Three self-described “water protectors” are still in a Wisconsin jail after being arrested Tuesday for protesting an oil pipeline. The protesters temporarily stopped construction of what’s known as Line 3, the oil pipeline Enbridge Energy wants to build across northern Minnesota.
It would replace an existing 50-year-old line that’s still under regulatory review in Minnesota, but the company has already started work across the border.
Alexander Good-Cane-Milk of the Yankton Sioux Tribe in South Dakota was among the protesters. He locked himself to a piece of heavy equipment just across the Minnesota border, south of Superior, Wis., according to his girlfriend Ta’Sina Sapa Win.
She said Good-Cane-Milk wanted to make a sacrifice. They met while protesting the Dakota Access pipeline near the Standing Rock Sioux Reservation last year. They recently came to Minnesota to protest Line 3.
“Why did I want to come to Minnesota? Because our Ojibwe relatives helped stand for our fight against Dakota Access pipeline, and I’m going to stand with them in their fight,” she said.

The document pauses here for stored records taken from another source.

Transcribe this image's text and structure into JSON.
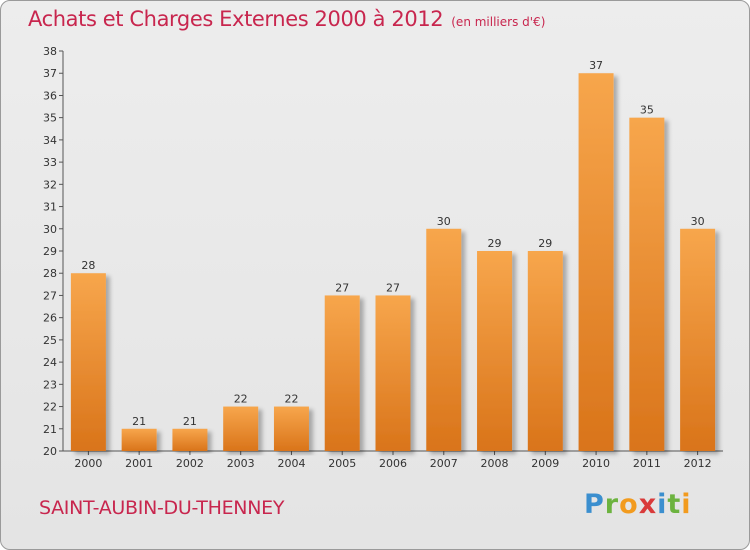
{
  "title": "Achats et Charges Externes 2000 à 2012",
  "subtitle": "(en milliers d'€)",
  "commune": "SAINT-AUBIN-DU-THENNEY",
  "logo": {
    "letters": [
      {
        "ch": "P",
        "color": "#3b8fcf"
      },
      {
        "ch": "r",
        "color": "#6cb33f"
      },
      {
        "ch": "o",
        "color": "#f29b1e"
      },
      {
        "ch": "x",
        "color": "#d93a3a"
      },
      {
        "ch": "i",
        "color": "#3b8fcf"
      },
      {
        "ch": "t",
        "color": "#6cb33f"
      },
      {
        "ch": "i",
        "color": "#f29b1e"
      }
    ]
  },
  "colors": {
    "accent": "#c8264e",
    "bar_light": "#f7a64c",
    "bar_dark": "#d9741a"
  },
  "chart_data": {
    "type": "bar",
    "categories": [
      "2000",
      "2001",
      "2002",
      "2003",
      "2004",
      "2005",
      "2006",
      "2007",
      "2008",
      "2009",
      "2010",
      "2011",
      "2012"
    ],
    "values": [
      28,
      21,
      21,
      22,
      22,
      27,
      27,
      30,
      29,
      29,
      37,
      35,
      30
    ],
    "ylim": [
      20,
      38
    ],
    "yticks": [
      20,
      21,
      22,
      23,
      24,
      25,
      26,
      27,
      28,
      29,
      30,
      31,
      32,
      33,
      34,
      35,
      36,
      37,
      38
    ],
    "grid": false,
    "legend": "none"
  }
}
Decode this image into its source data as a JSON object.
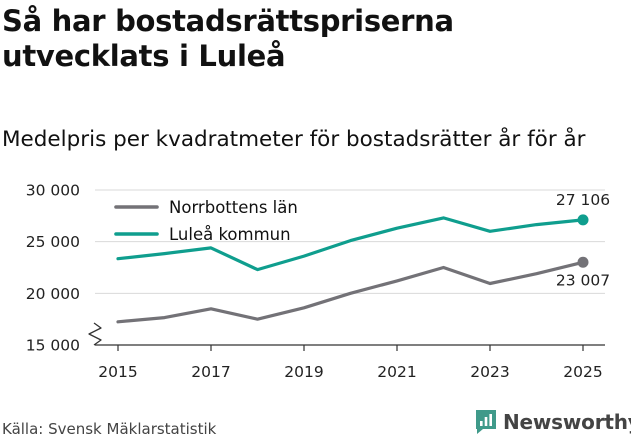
{
  "header": {
    "title": "Så har bostadsrättspriserna utvecklats i Luleå",
    "subtitle": "Medelpris per kvadratmeter för bostadsrätter år för år"
  },
  "footer": {
    "source": "Källa: Svensk Mäklarstatistik",
    "brand": "Newsworthy"
  },
  "colors": {
    "norrbotten": "#737277",
    "lulea": "#0f9e8e",
    "grid": "#d9d9d9",
    "axis": "#333333",
    "brand_icon": "#3f9a8a"
  },
  "chart_data": {
    "type": "line",
    "title": "Medelpris per kvadratmeter för bostadsrätter år för år",
    "xlabel": "",
    "ylabel": "",
    "x": [
      2015,
      2016,
      2017,
      2018,
      2019,
      2020,
      2021,
      2022,
      2023,
      2024,
      2025
    ],
    "xticks": [
      "2015",
      "2017",
      "2019",
      "2021",
      "2023",
      "2025"
    ],
    "ylim": [
      15000,
      30000
    ],
    "yticks": [
      15000,
      20000,
      25000,
      30000
    ],
    "ytick_labels": [
      "15 000",
      "20 000",
      "25 000",
      "30 000"
    ],
    "grid": true,
    "legend_position": "top-left",
    "series": [
      {
        "name": "Norrbottens län",
        "color_key": "norrbotten",
        "values": [
          17250,
          17650,
          18500,
          17500,
          18600,
          20000,
          21200,
          22500,
          20950,
          21900,
          23007
        ],
        "end_label": "23 007",
        "end_label_position": "below"
      },
      {
        "name": "Luleå kommun",
        "color_key": "lulea",
        "values": [
          23350,
          23850,
          24400,
          22300,
          23600,
          25100,
          26300,
          27300,
          26000,
          26650,
          27106
        ],
        "end_label": "27 106",
        "end_label_position": "above"
      }
    ]
  }
}
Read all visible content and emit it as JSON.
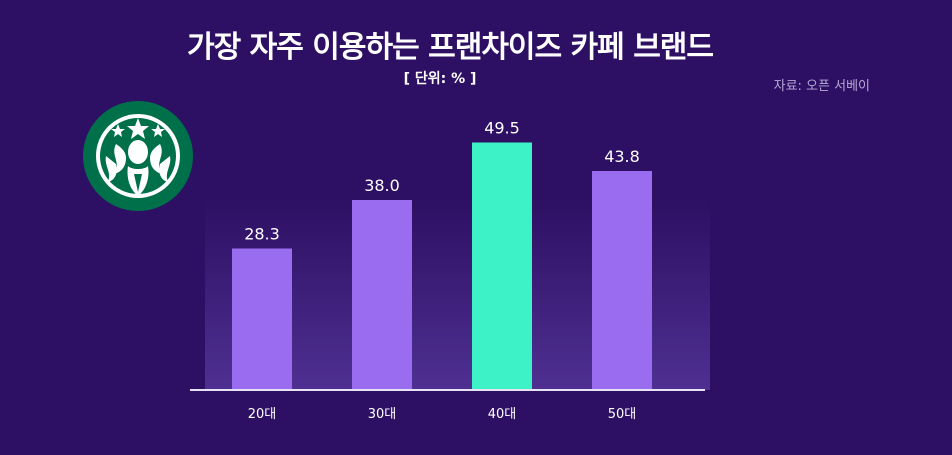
{
  "header": {
    "title": "가장 자주 이용하는 프랜차이즈 카페 브랜드",
    "unit": "[ 단위: % ]",
    "source": "자료: 오픈 서베이"
  },
  "logo": {
    "icon": "siren-logo-icon",
    "color": "#00704a"
  },
  "colors": {
    "background": "#2d0f63",
    "bar": "#9a6cf0",
    "highlight": "#3ef2c8",
    "axis": "#e8e2f5"
  },
  "chart_data": {
    "type": "bar",
    "title": "가장 자주 이용하는 프랜차이즈 카페 브랜드",
    "xlabel": "",
    "ylabel": "",
    "categories": [
      "20대",
      "30대",
      "40대",
      "50대"
    ],
    "values": [
      28.3,
      38.0,
      49.5,
      43.8
    ],
    "value_labels": [
      "28.3",
      "38.0",
      "49.5",
      "43.8"
    ],
    "highlight_index": 2,
    "ylim": [
      0,
      52
    ],
    "grid": false
  }
}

The activists streamed the event live on Facebook.
Douglas County Sheriff Tom Dalbec said this is the third time the protesters have gone to Enbridge work sites in the past nine days. He says he warned them Monday they would be arrested if they trespassed a third time.
“Less than 24 hours later, there they are, walking out on the worksites, chaining themselves to heavy equipment and what not, so we enforced the law and started arresting them,” he said.
Three of those arrested are from Cloquet, one is from South Dakota, one from Saskatchewan, and one from Ann Arbor, Mich. Three have since been released on bail.